Carter allowed surveillance in 1977
By Charles Hurt
THE WASHINGTON TIMES
February 11, 2006
Former President Jimmy Carter, who publicly rebuked President Bush's warrantless eavesdropping program this week during the funeral of Coretta Scott King and at a campaign event, used similar surveillance against suspected spies.
"Under the Bush administration, there's been a disgraceful and illegal decision -- we're not going to the let the judges or the Congress or anyone else know that we're spying on the American people," Mr. Carter said Monday in Nevada when his son Jack announced his Senate campaign.
"And no one knows how many innocent Americans have had their privacy violated under this secret act," he said.

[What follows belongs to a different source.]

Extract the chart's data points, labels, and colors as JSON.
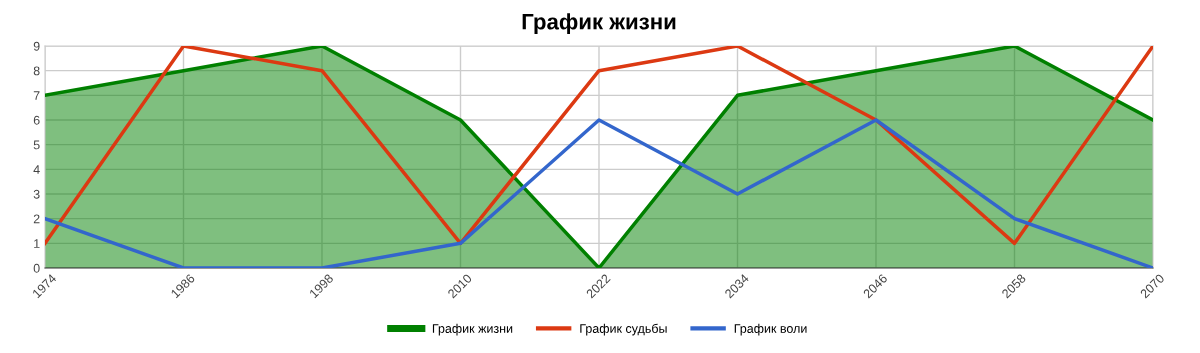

The next day at Mrs. King's high-profile funeral, Mr. Carter evoked a comparison to the Bush policy when referring to the "secret government wiretapping" of civil rights leader Martin Luther King. Wasn't it a democratic administration that eavesdropped on King?
But in 1977, Mr. Carter and his attorney general, Griffin B. Bell, authorized warrantless electronic surveillance used in the conviction of two men for spying on behalf of Vietnam.
The men, Truong Dinh Hung and Ronald Louis Humphrey, challenged their espionage convictions to the U.S. Court of Appeals for the 4th Circuit, which unanimously ruled that the warrantless searches did not violate the men's rights.
In its opinion, the court said the executive branch has the "inherent authority" to wiretap enemies such as terror plotters and is excused from obtaining warrants when surveillance is "conducted 'primarily' for foreign intelligence reasons."
That description, some Republicans say, perfectly fits the Bush administration's program to monitor calls from terror-linked people to the U.S.
The Truong case, however, involved surveillance that began in 1977, before the enactment of the Foreign Intelligence Surveillance Act (FISA), which established a secret court for granting foreign intelligence warrants.
Democrats and some Republicans in Congress say FISA guidelines, approved in 1978 when Mr. Carter was president, are the only way the president may conduct surveillance on U.S. soil.
Administration officials say the president has constitutional authority to conduct surveillance without warrants in the name of national security. The only way Congress could legitimately curtail that authority, they argue, is through an amendment to the Constitution.
The administration's view has been shared by previous Democrat administrations, including Mr. Carter's.
When Mr. Bell testified in favor of FISA, he told Congress that while the measure doesn't explicitly acknowledge the "inherent power of the president to conduct electronic surveillance," it "does not take away the power of the president under the Constitution."
Jamie S. Gorelick, deputy attorney general in the Clinton administration, agreed. In 1994 testimony before the House Permanent Select Committee on Intelligence, Miss Gorelick said case law supports the presidential authority to conduct warrantless searches and electronic surveillance for foreign intelligence purposes.
Earlier this week, however, Mr. Carter said it was "ridiculous" for Attorney General Alberto R. Gonzales to say the spying is justified by Article II of the Constitution.
Republicans say they welcome such criticism because it proves Democrats can't be trusted with national security.
"Just when you thought that the Democrats' image of being soft on defense issues couldn't get any worse, enter the sage wisdom of President Jimmy Carter to save the day," said Brian Nick, spokesman for the National Republican Senatorial Committee.